How many times have you had to clarify the meaning of a text message to or from a spouse, friend, co-worker, etc.?

If I had a dollar for every time I replied to a text or email from someone with “Wait, are you joking or being serious?” I would have enough money to move to California and own my own winery (#lifegoals).

SMS (short message service) messaging has been widely used for the past 20+ years. But, while it may be much more convenient to quickly type out a message and press send without picking up the phone or going to talk to someone face to face, there are some important aspects of communication that cannot be substituted with plain text.

Lack of verbal and non-verbal cues from the sender can make for a very confusing exchange for the receiver, and as someone who speaks sarcasm as a second language, this can be a problem.

IMG_emojiIn face to face communication, when I make a sarcastic comment, it is usually accompanied by an exaggerated facial expression such as a smirk or eye roll. Without cues via body language, gestures, facial expressions, or tone of voice, it can be very hard to decipher whether or not I am being serious or facetious via SMS, leaving the receiver to interpret my message to the best of their ability.

When trying to understand meaning, we use ourselves as a point of reference when it comes to imagining the feelings, perspective, or thoughts of someone else. This can lead to dramatic overestimation of how accurately we are interpreting the meaning the sender was trying to convey and, in turn, lead to misunderstanding. But, in a world where we are constantly communicating via social platforms such as Facebook, Instagram, Twitter, etc., it was only a matter of time before we started to find creative ways to avoid these misinterpretations.

These days, the word “literally” is used so out of context that it literally has become socially recognized to mean the antithesis of the original definition, and “Okay,” “Ok,” and “K” can stand for 3 separate emotions stemming from one word. It is clear that the way we use language to communicate is evolving and if acronyms popularized by SMS such as “lol” and “smh” weren’t enough, now we have small cartoon-like pictures, known as emojis, as another way to express our thoughts and feelings without using actual words.

Using pictures to portray feelings, objects, or ideas is nothing new though. A concept that has been used by ancient cultures throughout the ages, such as Native American cave paintings and Egyptian hieroglyphs, is still just as relevant now as we interpret symbols on a daily basis. While certain symbols may not accurately translate across all cultures, facial expressions in response to specific feelings surpass language barriers.

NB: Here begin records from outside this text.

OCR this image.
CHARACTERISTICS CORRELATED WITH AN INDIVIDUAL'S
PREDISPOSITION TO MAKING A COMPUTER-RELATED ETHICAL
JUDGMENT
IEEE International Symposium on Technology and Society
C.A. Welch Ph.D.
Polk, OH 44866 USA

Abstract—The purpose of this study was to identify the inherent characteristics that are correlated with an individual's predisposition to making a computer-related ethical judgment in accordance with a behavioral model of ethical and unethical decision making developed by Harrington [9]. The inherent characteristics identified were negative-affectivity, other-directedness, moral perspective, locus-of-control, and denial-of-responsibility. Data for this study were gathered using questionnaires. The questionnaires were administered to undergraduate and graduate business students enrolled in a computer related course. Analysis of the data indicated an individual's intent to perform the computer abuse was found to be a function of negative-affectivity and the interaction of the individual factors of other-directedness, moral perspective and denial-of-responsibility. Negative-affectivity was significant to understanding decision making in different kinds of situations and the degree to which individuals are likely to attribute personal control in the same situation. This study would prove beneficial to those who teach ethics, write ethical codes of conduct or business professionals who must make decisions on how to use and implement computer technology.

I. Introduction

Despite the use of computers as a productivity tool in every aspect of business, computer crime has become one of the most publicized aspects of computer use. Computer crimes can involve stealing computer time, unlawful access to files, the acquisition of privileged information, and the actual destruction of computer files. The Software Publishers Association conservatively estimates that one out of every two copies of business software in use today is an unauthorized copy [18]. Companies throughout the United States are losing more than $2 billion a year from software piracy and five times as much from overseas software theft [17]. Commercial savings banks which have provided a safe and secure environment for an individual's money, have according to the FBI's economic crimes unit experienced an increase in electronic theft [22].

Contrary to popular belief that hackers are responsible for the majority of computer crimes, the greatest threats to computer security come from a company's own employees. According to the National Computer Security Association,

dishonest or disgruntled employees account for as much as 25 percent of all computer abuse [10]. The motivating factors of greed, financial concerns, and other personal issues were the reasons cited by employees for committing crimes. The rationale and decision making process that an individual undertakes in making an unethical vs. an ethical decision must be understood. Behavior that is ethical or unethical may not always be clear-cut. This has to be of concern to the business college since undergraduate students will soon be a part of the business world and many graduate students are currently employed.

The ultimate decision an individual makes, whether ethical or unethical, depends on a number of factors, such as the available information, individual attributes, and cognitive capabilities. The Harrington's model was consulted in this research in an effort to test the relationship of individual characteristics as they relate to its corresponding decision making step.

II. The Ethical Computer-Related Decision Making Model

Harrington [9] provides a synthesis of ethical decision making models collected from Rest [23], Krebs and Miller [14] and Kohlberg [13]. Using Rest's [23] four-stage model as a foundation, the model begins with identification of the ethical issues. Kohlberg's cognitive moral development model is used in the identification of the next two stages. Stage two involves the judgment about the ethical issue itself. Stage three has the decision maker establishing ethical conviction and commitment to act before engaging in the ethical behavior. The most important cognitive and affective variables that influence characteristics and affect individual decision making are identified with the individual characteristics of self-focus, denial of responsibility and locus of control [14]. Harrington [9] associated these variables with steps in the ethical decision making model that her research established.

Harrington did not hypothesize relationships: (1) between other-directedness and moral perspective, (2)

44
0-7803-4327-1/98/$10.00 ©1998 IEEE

For example, at many hospitals, pain is assessed using the Wong-Baker FACES Pain Rating Scale where a patient points to the face that most accurately describes their level of pain or discomfort. This is because the feeling associated with each facial expression is not decided by individual ideology, but rather it is a socially constructed idea that translates universally.


While I’m not advocating that they should be used in a professional setting, I do think emojis can be a fun and convenient way of reducing ambiguity. When used properly, they can serve in place of the verbal and non-verbal cues a receiver would normally rely on in face to face communication in order to have a relevant response. So, while some may feel using acronyms and emojis to communicate only furthers the cultural gap between millennials and generations before, the reality is that using pictures to convey a message is more rooted in the art of communication than you may think.